Introducing: the burglar. Orlando something-or-other. As the residents of Celestina's home were too busy running in full panic away from his super-scary unarmed self, no one bothered to catch his full name. As the burglar failed to case the joint, he failed to notice that there was a burglar alarm and therefore failed to make off with any goods. Instead, he got a free ride and a nice cool cot for the night with a well-used metal toilet for a pillow.
Dylan decided that all he wanted for his teen birthday was to have his gramma move in with them Brionna agreed wholeheartedly. She was getting mightily sick of having her meals include prostelizing on the proper worship of Jumbuktu, and how she and Bastion had only failed themselves by failing to convert. Dylan grew up well (real shocker there) and started trying to chat up the local teens.

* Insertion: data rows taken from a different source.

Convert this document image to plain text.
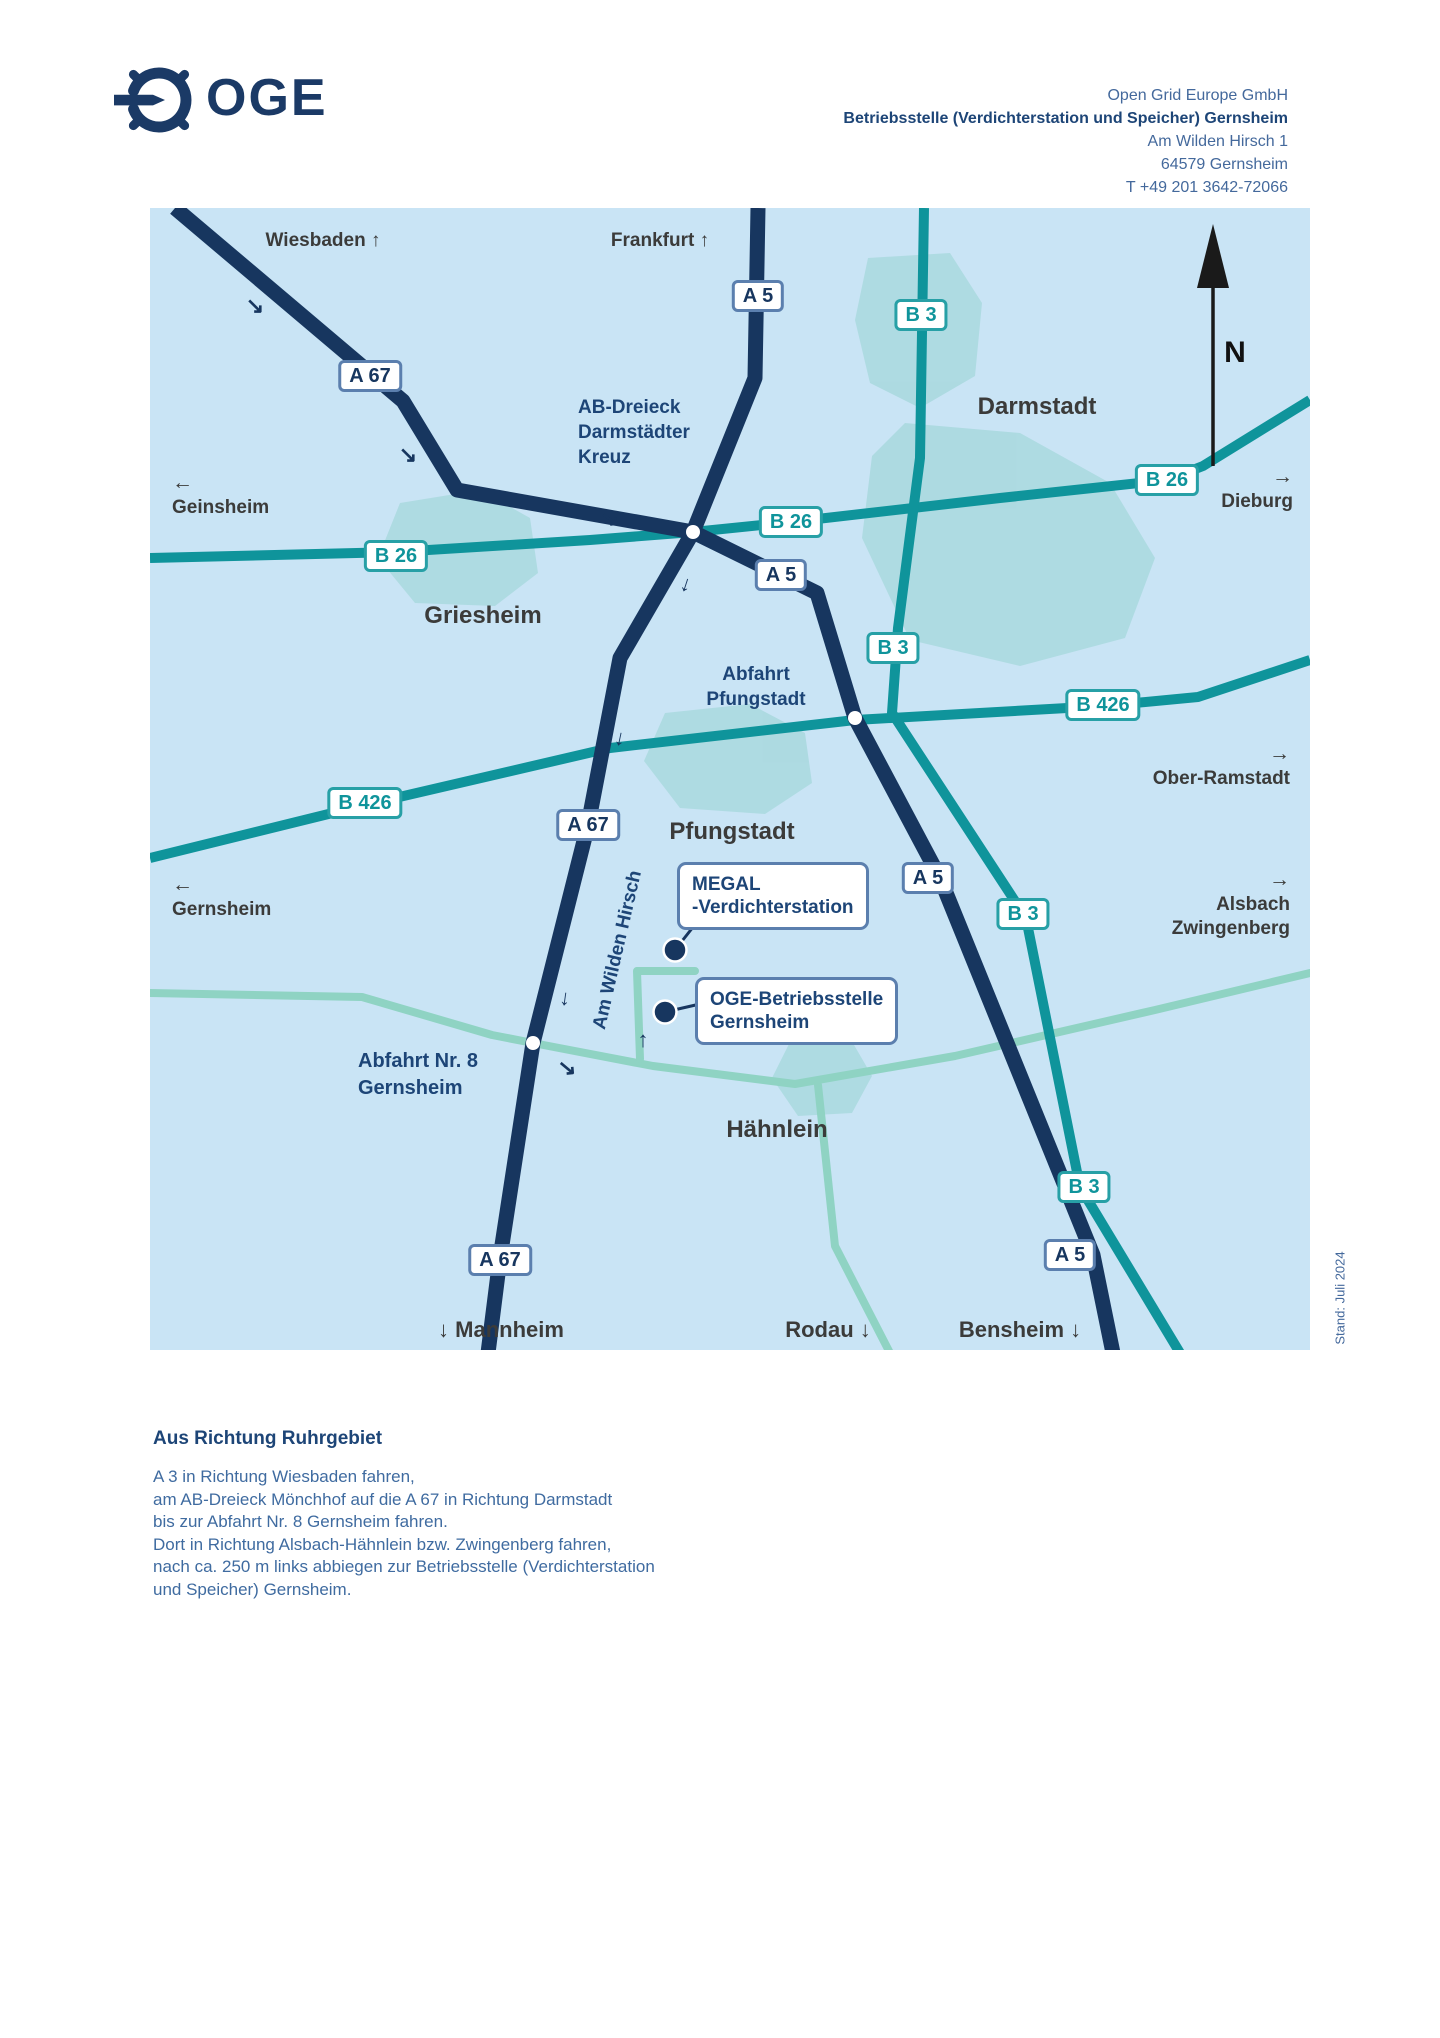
OGE	Open Grid Europe GmbH
Betriebsstelle (Verdichterstation und Speicher) Gernsheim
Am Wilden Hirsch 1
64579 Gernsheim
T +49 201 3642-72066
N
Wiesbaden ↑	Frankfurt ↑
←
Geinsheim
→
Dieburg
→
Ober-Ramstadt
←
Gernsheim
→
Alsbach
Zwingenberg
↓ Mannheim	Rodau ↓	Bensheim ↓
Darmstadt
Griesheim
Pfungstadt
Hähnlein
AB-Dreieck
Darmstädter
Kreuz
Abfahrt
Pfungstadt
Abfahrt Nr. 8
Gernsheim
Am Wilden Hirsch MEGAL
-Verdichterstation
OGE-Betriebsstelle
Gernsheim
A 67
A 5
B 3
B 26
B 26
B 26
A 5
B 3
B 426
B 426
A 67
A 5
B 3
B 3
A 5
A 67
↘
↘
↘
↓
↓
↓
↘
↑
Aus Richtung Ruhrgebiet
A 3 in Richtung Wiesbaden fahren,
am AB-Dreieck Mönchhof auf die A 67 in Richtung Darmstadt
bis zur Abfahrt Nr. 8 Gernsheim fahren.
Dort in Richtung Alsbach-Hähnlein bzw. Zwingenberg fahren,
nach ca. 250 m links abbiegen zur Betriebsstelle (Verdichterstation
und Speicher) Gernsheim.
Stand: Juli 2024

A Fortune sim, he knew that having a good relationship with the locals would make them more susceptible to his sales pitches when he finally was able to own his own business.
Brionna was acting very, very strangely. Immediately after moving in with Celestina and Lucas, she started to wander off occasionally. Someone always caught her before she left the lot, but her forgetful ways were beginning to worry the family. One day, while the adults were off at work and the kids off at school, Brionna just dropped everything and walked out of the kitchen...out the front door...past the pool...and off the property.
Celestina came home shortly thereafter to find that without the safety sprinklers in the kitchen, the tv dinner Brionna had set in the stove would have burnt down the house. Daphne was bawling in her crib, nearly beside herself that no one had come to get her when she had woken up. Just a few more moments, and the social worker might have come to sever Daphne irrevocably from her family due to perceived neglect.
When Brionna was finally found wandering around Always in Season up on the lowest plateau, asking if anyone knew where she had left her frozen peas, Celestina contacted the management of Prospect Palace. Only a living facility with constant supervision would do for her mother. Perhaps she could also find a little love in her golden years. Goodness knows, those elders at Prospect Palace were at it like bunnies.
The retirement home agreed with Brionna, who seemed to attend better without the occasional interruption of a screaming toddler or a stream of townie visitors. She began to make friends with the other residents. This was, unfortunately, shortlived. Brionna was headed to an early bedtime her second day at the home when Death came a-knocking.